Художник окинул господина Бетрея долгим взглядом. Глава мены показался ему в этот миг огромной не сдвигаемой скалой, попирающей мягкую и скудную огородную почву.

И не Иванушкину скалу эту сдвинуть. Нет, не Иванушкину.

Пришлось огороднику заплатить сто фик, сберегаемые на черный день, за разовый пропуск в Консерву, и отправиться в штаб-квартиру ТОИ. Пробираясь по ярко освещенным улицам со связкой картин под мышкой, пониже надвинув капюшон старой куртки, Ив недоуменно оглядывался по сторонам. Яркая реклама, нарядные женщины, золоченые кареты, упитанные, ленивые лошади с блестящей, как масло, шкурой, заманчивые входы в кафе и бары, а главное ощущение веселой непринужденности и неутомленности поразило Иванушкина. В Консерве Ив не бывал с детства. Тогда еще не было саркофага, бизеров и веселой публики, был агонизирующий город, пытавшийся сохранить слабые искорки жизни. Теперь Иванушкин с трудом узнавал под слоем краски и позолоты полуразрушенные и загаженные дома. Они казались ненастоящими в своей ухоженной конфетной красоте.

Спуск в подвальчик освещался полыханьем трех красных букв "ТОИ". Иванушкин нащупал в кармане записку на обрывке оберточной бумаги.

"Богиня ресьюрекшен, подсоби мужичку. Дина".

Ив с болезненной гримасой выбросил бумажку в урну и решительно двинулся по ступеням вниз.

А дальше… Тьма. Ничего. Что случилось там, в подвале, Ив не помнил. Спустился и… вышел назад. Должен был выйти. Вернулся в огороды. Должен был вернуться. Без картин… это точно. А потом… потом… О Великие огороды! Потом он пошел на мену! Как-то само собой созрело решение: идти на мену — и все…

Да, да, он был на мене! О Великие огороды! Он был на мене!

…В то утро Иванушкин встал до света, собирался в темноте, стараясь не шуметь и не разбудить Дину. Но она уже не спала — Иванушкин это чувствовал — лежала очень тихо. Понимала: сейчас лучше ничего не говорить. И он ей был благодарен почти до слез за это понимание.

Лишь, когда он был уже в дверях, крикнула вместо прощания:

— Как выйдешь с мены, голову теплым шарфом укутай. Говорят, если голову шарфом обернуть, то как будто там и не был!
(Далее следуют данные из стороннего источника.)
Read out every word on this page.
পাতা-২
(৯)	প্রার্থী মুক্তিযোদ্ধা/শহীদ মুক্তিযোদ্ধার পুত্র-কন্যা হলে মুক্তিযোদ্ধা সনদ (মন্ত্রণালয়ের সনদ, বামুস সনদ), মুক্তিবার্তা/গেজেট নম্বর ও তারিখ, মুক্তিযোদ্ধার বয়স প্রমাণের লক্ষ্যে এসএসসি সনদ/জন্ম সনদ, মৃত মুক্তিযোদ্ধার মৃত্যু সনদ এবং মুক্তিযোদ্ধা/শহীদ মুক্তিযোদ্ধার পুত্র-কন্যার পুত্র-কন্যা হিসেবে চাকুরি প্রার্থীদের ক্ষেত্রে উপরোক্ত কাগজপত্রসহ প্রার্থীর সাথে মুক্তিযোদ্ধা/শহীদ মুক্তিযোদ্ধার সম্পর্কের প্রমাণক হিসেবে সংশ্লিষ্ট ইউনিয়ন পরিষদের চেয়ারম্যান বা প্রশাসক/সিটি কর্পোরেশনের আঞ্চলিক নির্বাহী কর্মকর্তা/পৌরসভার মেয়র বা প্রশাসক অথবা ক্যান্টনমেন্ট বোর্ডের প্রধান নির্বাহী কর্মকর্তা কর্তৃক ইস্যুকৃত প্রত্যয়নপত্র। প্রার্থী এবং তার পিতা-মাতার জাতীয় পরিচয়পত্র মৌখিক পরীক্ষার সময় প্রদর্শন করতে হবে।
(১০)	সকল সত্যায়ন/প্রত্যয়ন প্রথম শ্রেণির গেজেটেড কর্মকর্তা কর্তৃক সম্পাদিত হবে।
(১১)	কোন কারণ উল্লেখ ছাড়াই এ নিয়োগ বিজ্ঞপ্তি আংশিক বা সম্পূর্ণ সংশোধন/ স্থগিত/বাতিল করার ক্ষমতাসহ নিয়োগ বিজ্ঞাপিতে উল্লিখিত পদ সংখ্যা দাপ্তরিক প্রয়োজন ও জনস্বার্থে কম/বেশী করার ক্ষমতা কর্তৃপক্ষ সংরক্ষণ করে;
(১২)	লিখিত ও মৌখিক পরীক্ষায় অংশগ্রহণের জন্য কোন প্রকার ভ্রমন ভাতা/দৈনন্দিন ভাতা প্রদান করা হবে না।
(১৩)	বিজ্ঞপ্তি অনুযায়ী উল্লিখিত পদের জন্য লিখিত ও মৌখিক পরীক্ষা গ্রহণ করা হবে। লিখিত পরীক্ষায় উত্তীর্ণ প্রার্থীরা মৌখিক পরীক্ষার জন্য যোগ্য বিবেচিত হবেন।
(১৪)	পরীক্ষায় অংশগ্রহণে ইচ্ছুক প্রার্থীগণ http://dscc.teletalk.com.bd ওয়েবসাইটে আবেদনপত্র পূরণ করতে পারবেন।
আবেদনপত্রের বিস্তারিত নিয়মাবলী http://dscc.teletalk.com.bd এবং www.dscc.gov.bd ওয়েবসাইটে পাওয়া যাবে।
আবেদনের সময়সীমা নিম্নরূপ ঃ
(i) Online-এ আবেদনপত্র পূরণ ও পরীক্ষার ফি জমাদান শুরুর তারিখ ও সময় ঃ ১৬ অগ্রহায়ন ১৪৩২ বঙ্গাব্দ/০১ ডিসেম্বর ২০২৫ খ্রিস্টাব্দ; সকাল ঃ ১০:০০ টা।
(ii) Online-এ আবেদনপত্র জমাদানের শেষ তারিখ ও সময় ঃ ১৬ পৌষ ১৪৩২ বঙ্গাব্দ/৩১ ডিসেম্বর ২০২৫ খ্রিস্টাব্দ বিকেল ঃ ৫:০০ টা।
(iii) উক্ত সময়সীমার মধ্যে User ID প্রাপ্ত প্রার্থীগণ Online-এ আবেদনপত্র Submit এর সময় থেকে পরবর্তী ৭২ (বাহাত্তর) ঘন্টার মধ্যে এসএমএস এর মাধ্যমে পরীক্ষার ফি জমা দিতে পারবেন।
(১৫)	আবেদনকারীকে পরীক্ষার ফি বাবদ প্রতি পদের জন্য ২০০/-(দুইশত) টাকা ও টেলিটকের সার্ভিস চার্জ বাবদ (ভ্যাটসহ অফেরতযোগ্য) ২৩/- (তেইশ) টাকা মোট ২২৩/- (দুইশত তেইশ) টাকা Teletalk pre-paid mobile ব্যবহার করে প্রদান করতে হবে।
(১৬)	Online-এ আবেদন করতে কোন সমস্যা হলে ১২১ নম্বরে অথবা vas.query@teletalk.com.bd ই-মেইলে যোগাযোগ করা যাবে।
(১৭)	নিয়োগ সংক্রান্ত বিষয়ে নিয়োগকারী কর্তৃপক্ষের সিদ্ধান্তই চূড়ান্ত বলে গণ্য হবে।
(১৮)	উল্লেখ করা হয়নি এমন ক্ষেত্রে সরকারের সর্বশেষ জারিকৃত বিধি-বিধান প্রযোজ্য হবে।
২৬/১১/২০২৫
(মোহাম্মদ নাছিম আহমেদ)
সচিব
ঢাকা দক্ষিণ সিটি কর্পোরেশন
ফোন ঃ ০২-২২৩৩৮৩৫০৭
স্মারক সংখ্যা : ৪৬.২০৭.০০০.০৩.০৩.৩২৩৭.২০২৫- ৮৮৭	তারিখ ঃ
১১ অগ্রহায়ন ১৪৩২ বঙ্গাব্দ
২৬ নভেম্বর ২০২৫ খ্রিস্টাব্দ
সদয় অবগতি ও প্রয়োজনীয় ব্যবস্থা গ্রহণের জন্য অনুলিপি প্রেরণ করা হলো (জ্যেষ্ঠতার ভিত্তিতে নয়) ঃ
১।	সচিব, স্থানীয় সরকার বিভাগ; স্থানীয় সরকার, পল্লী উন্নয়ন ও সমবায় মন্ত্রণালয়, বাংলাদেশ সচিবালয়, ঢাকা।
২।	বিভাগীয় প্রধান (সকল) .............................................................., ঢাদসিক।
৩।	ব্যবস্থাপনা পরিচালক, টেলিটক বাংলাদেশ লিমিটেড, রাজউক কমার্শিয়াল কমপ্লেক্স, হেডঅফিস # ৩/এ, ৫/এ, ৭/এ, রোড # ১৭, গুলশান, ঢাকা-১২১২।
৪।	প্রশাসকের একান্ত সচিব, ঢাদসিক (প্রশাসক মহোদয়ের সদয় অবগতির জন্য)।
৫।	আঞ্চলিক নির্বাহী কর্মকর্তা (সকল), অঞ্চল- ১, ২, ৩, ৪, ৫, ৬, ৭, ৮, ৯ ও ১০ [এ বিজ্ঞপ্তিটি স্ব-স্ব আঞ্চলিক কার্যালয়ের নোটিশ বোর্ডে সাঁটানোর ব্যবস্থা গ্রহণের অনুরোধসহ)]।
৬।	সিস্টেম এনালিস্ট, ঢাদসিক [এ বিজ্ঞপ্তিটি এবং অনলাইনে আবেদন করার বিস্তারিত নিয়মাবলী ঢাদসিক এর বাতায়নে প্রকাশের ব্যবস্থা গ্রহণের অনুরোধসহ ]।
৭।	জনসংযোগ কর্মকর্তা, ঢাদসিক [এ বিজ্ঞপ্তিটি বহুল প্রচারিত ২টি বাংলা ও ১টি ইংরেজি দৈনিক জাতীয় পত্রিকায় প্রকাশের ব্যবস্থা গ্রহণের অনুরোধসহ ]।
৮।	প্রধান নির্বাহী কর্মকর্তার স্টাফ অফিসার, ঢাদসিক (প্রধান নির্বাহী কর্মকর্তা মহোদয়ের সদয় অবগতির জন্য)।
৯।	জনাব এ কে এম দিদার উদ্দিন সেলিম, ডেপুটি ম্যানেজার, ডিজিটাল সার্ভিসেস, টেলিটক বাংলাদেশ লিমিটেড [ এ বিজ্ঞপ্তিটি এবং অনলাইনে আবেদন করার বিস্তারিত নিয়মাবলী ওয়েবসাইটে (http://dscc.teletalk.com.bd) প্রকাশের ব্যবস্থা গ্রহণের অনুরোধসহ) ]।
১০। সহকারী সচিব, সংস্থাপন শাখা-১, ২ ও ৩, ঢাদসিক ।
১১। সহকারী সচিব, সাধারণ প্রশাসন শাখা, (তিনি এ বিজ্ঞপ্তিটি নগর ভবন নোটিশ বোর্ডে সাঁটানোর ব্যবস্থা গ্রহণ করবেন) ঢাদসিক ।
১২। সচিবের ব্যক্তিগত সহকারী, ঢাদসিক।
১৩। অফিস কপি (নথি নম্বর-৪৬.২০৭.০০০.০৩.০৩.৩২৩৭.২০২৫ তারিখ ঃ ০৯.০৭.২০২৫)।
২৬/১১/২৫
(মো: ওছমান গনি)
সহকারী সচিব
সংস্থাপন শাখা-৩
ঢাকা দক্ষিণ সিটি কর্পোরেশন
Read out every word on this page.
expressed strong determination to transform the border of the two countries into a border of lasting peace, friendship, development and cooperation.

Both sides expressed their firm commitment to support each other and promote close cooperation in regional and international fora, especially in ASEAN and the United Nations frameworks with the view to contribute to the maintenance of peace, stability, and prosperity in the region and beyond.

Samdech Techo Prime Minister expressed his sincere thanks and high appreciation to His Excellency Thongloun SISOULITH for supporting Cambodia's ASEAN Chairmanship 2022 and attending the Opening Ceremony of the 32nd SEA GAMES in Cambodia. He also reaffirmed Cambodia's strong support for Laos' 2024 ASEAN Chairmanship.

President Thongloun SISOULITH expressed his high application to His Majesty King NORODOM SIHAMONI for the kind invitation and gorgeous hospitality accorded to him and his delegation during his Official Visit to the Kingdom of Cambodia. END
Было четыре часа утра. Безветрие. Морозило. Свежевыпавший снег мерцал в мглистом свете, струящемся из Консервы. И показалось Иванушкину в сумраке, что снег этот — чистый, нетронутый, самой лучшей грунтовки холст, и представилось Иванушкину, как он пишет на этом холсте золотой шпиль и смутное небо, и падающий снег, и сквозь все это — меж и над — тонкое девичье лицо как вечный символ красоты и надежды. Девушка почему-то представилась совершенно непохожей на Дину, и от этого сделалось Иванушкину грустно. Он даже замедлил шаги, чтобы помечтать еще немного о картине, которой он никогда не напишет, потому что на обратном пути с мены мечтать уже будет не о чем.

Но все оказалось не так страшно, как представлялось фантазиям огородников. Процедура обыденная и суетливая. Суета отвлекала.

Сначала Иванушкин сидел в очереди перед дверью с табличкой "регистрация". Перед ним было человек шесть. Вызывали довольно быстро, но еще человек пять влезли без очереди. Было слышно, как за дверью звучат два голоса: один, раздраженный, женский, второй — посетителя. Наконец дошла очередь Иванушкина. Он вошел в крошечную каморку с грязноватыми стенами. Толстая девица потребовала сообщить имя, возраст, чем и когда болел, и быстренько шлепая по клавишам, заносила данные в компьютер. Потом она лениво махнула рукой в сторону ширмы. Войдя туда, Иванушкин обнаружил дородную врачиху в нечистом халате. Врачиха заглянула ему в рот, в уши, спросила: "Жалуетесь"? Он сказал: "Нет". И его пропустили в заборную. Зал был велик, но три четверти места занимала огромная золотистая панель. Перед нею одинокими островами темнели несколько кресел. Операторы в голубых шапочках и белых сверкающих куртках священнодействовали вокруг сидящих в креслах.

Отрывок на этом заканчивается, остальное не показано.